Vous achetez un logement ancien grâce à un prêt immobilier, et vous devez réaliser de plus d’importants travaux de rénovation (remplacement des fenêtres, création d’une salle de bain, réfection de l’électricité, etc.). Ces dépenses de rénovation viennent s’imputer sur les loyers puis, dans la limite de 10 700 €, sur le revenu global de l’année où les travaux sont réalisés. Si un déficit subsiste encore, vous pouvez le déduire des loyers des 10 années suivantes.

Attention, le bien doit être laissé en location jusqu’au 31 décembre de la troisième année qui suit celle de l’imputation.

Le piège à éviter : ne sous-évaluez pas le montant des travaux.

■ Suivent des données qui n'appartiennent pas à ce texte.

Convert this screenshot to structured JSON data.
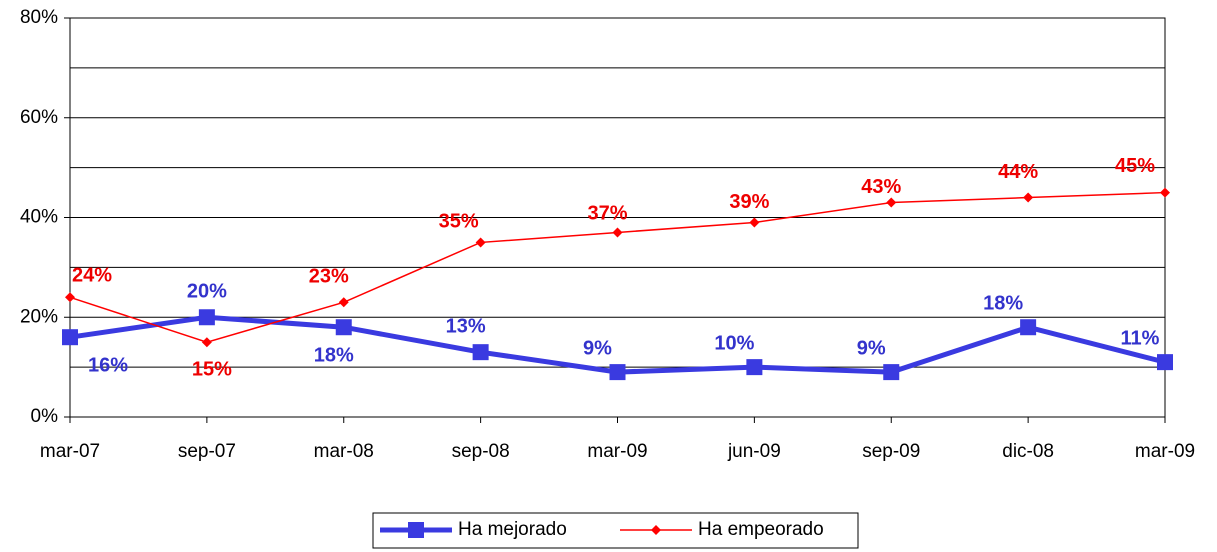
{
  "chart_data": {
    "type": "line",
    "categories": [
      "mar-07",
      "sep-07",
      "mar-08",
      "sep-08",
      "mar-09",
      "jun-09",
      "sep-09",
      "dic-08",
      "mar-09"
    ],
    "series": [
      {
        "name": "Ha mejorado",
        "color": "#3a3ae0",
        "marker": "square",
        "values": [
          16,
          20,
          18,
          13,
          9,
          10,
          9,
          18,
          11
        ],
        "value_labels": [
          "16%",
          "20%",
          "18%",
          "13%",
          "9%",
          "10%",
          "9%",
          "18%",
          "11%"
        ]
      },
      {
        "name": "Ha empeorado",
        "color": "#ff0000",
        "marker": "diamond",
        "values": [
          24,
          15,
          23,
          35,
          37,
          39,
          43,
          44,
          45
        ],
        "value_labels": [
          "24%",
          "15%",
          "23%",
          "35%",
          "37%",
          "39%",
          "43%",
          "44%",
          "45%"
        ]
      }
    ],
    "ylim": [
      0,
      80
    ],
    "yticks": [
      {
        "value": 0,
        "label": "0%"
      },
      {
        "value": 20,
        "label": "20%"
      },
      {
        "value": 40,
        "label": "40%"
      },
      {
        "value": 60,
        "label": "60%"
      },
      {
        "value": 80,
        "label": "80%"
      }
    ],
    "grid_lines": [
      10,
      20,
      30,
      40,
      50,
      60,
      70,
      80
    ],
    "legend": "bottom"
  }
}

On estime qu’une rénovation revient, en moyenne, à 800 €/m².

Le régime Malraux : dans certains secteurs uniquement

Pour bénéficier du régime Malraux, vous ne pouvez pas investir n’importe où : le logement doit être situé dans un immeuble à rénover d’un secteur sauvegardé ou d’une zone de protection du patrimoine architectural et urbain (ZPPAUP). Vous pouvez alors déduire de vos impôts, pendant trois ans, 22 % ou 30 % du montant des travaux (dans les parties privatives et communes) dans la limite annuelle de 100 000  €. Depuis le 1er janvier 2013 cet avantage n’est plus pris en compte dans le plafonnement global des niches fiscales. Attention, une fois rénové le bien doit être donné en location pendant neuf ans.

Le piège à éviter : ne surpayez pas le bien. Un différentiel de prix de 10 % entre l’opération Malraux et du neuf de standing sur le même secteur est acceptable : mais pas au-delà !

Le régime monuments historiques (MH) : le plus attractif fiscalement

En investissant dans un immeuble classé monument historique ou inscrit à l’inventaire supplémentaire, vous pouvez déduire des loyers perçus puis de votre revenu global, la totalité des dépenses de rénovation. Un avantage fiscal qui est, lui aussi, exclu du plafond global des avantages fiscaux. Attention, vous devez conserver le bien pendant 15 ans au moins.

Le piège à éviter : n’investissez pas dans une zone dépourvue de demande locative. Méfiance, donc, si on vous propose d’investir dans un château, certes classé, mais situé en rase campagne.